Update README.md

25cbb4e verified 13 days ago

3.72 kB

	---
	license: apache-2.0
	base_model: vennify/t5-base-grammar-correction
	tags:
	- grammar-correction
	- t5
	- explainable-ai
	- text2text-generation
	datasets:
	- jfleg
	widget:
	- text: "gec: Hey how are you"
	example_title: "Basic Correction"
	---

	# Grammar Error Correction (GEC) with T5

	This notebook demonstrates how to fine-tune and use a T5-based model for Grammar Error Correction (GEC). It leverages the `transformers` library from Hugging Face for model handling and training.

	## Table of Contents

	- [Introduction](#introduction)
	- [Dataset](#dataset)
	- [Model Training](#model-training)
	- [Explainable AI Judge](#explainable-ai-judge)
	- [Evaluation](#evaluation)
	- [Save and Download Model](#save-and-download-model)

	## Introduction

	This project focuses on building a Grammar Error Correction system using a pre-trained T5 model. GEC is the task of identifying and correcting grammatical errors in text. The notebook covers:

	1. Data Preparation: Extracting and parsing M2 format datasets.
	2. Model Loading: Loading a T5 model and tokenizer from Hugging Face.
	3. Fine-tuning: Training the T5 model on the prepared GEC dataset.
	4. Explainable AI: Implementing a custom `ExplainableAIJudge` to provide rationales for corrections.
	5. Evaluation: Setting up a basic evaluation framework for GEC and explanation quality.
	6. Model Export: Saving and downloading the fine-tuned model.

	## Dataset

	The notebook uses data from two sources, primarily targeting M2 format files:

	- CoNLL-14 Shared Task Data: Used for training (`conll14st-test-data.tar.gz`).
	- WI+LOCNESS M2 Data (BEA-19): Also used for training (`wi+locness_v2.1.bea19.tar.gz`).

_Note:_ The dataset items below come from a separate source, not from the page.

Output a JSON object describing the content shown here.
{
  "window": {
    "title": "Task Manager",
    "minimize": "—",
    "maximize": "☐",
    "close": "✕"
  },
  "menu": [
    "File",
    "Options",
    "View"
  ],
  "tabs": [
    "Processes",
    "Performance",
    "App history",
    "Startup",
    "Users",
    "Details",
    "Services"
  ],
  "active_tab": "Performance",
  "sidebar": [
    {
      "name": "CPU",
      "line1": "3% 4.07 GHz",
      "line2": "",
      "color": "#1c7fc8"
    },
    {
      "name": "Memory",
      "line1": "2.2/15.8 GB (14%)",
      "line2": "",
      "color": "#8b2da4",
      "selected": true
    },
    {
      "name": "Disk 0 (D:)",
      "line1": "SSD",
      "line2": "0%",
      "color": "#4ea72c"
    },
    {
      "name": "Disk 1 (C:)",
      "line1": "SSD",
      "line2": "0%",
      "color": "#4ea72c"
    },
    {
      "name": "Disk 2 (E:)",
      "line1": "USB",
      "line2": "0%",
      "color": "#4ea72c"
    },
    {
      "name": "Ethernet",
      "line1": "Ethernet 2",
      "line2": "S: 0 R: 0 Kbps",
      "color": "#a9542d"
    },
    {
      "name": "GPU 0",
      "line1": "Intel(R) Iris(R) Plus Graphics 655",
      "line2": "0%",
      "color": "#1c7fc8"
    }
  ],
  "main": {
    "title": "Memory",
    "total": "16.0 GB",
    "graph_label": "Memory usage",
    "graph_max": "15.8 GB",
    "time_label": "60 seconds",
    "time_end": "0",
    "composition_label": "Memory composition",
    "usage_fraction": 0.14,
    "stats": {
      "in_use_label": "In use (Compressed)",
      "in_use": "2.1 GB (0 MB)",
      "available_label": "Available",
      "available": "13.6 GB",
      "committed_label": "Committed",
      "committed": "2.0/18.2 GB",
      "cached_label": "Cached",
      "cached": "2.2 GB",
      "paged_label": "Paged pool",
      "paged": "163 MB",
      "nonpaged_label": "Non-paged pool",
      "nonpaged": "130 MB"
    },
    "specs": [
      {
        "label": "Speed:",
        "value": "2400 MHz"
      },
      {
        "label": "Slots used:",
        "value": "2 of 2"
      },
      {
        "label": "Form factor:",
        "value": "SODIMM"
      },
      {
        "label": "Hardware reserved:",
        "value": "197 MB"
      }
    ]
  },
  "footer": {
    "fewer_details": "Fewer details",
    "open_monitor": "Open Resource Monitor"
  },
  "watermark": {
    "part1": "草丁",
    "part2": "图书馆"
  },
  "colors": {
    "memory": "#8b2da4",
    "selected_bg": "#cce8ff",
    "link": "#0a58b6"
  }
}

	The `parse_m2` function extracts source sentences and their corresponding target corrections from these files. The data is then transformed into a format suitable for sequence-to-sequence models.

	## Model Training

	The core of the GEC system is a T5 model. Specifically, it uses `vennify/t5-base-grammar-correction` as the base model.

	### `GECDataset` Class

	A custom `GECDataset` class prepares the data for the T5 model, tokenizing source and target sentences and ensuring they are padded/truncated to a maximum length. Each source sentence is prefixed with `"gec: "` to prompt the T5 model for grammar correction.

	### `Trainer` from Hugging Face

	The `Trainer` API from `transformers` is used for fine-tuning the T5 model. It handles the training loop, logging, and model saving.

	## Explainable AI Judge

	An `ExplainableAIJudge` class is implemented to not only correct grammar but also provide human-readable explanations for the changes. It leverages `difflib.SequenceMatcher` to find differences between the original and corrected sentences and maps these differences to predefined error types with explanations.

	### Error Mapping

	The `error_map` dictionary translates internal error codes (e.g., `R:VERB:TENSE`, `R:PUNCT`) into descriptive explanations.

	## Evaluation

	The `evaluate_xgec` function provides metrics for both correction performance and explanation quality:

	- Correction Metrics: Accuracy, Precision, Recall, and F0.5 score, comparing hypotheses (model's corrections) against references (ground truth).
	- Explanation Quality: BERTScore F1 for semantic similarity between generated explanations and reference explanations, and Error Type Accuracy for how well the model's identified error types match the ground truth.

	## Save and Download Model

	After training, the fine-tuned model and tokenizer are saved to a local directory. This directory is then compressed into a `gec_model.tar.gz` file, which can be downloaded using `google.colab.files.download` for deployment or further use.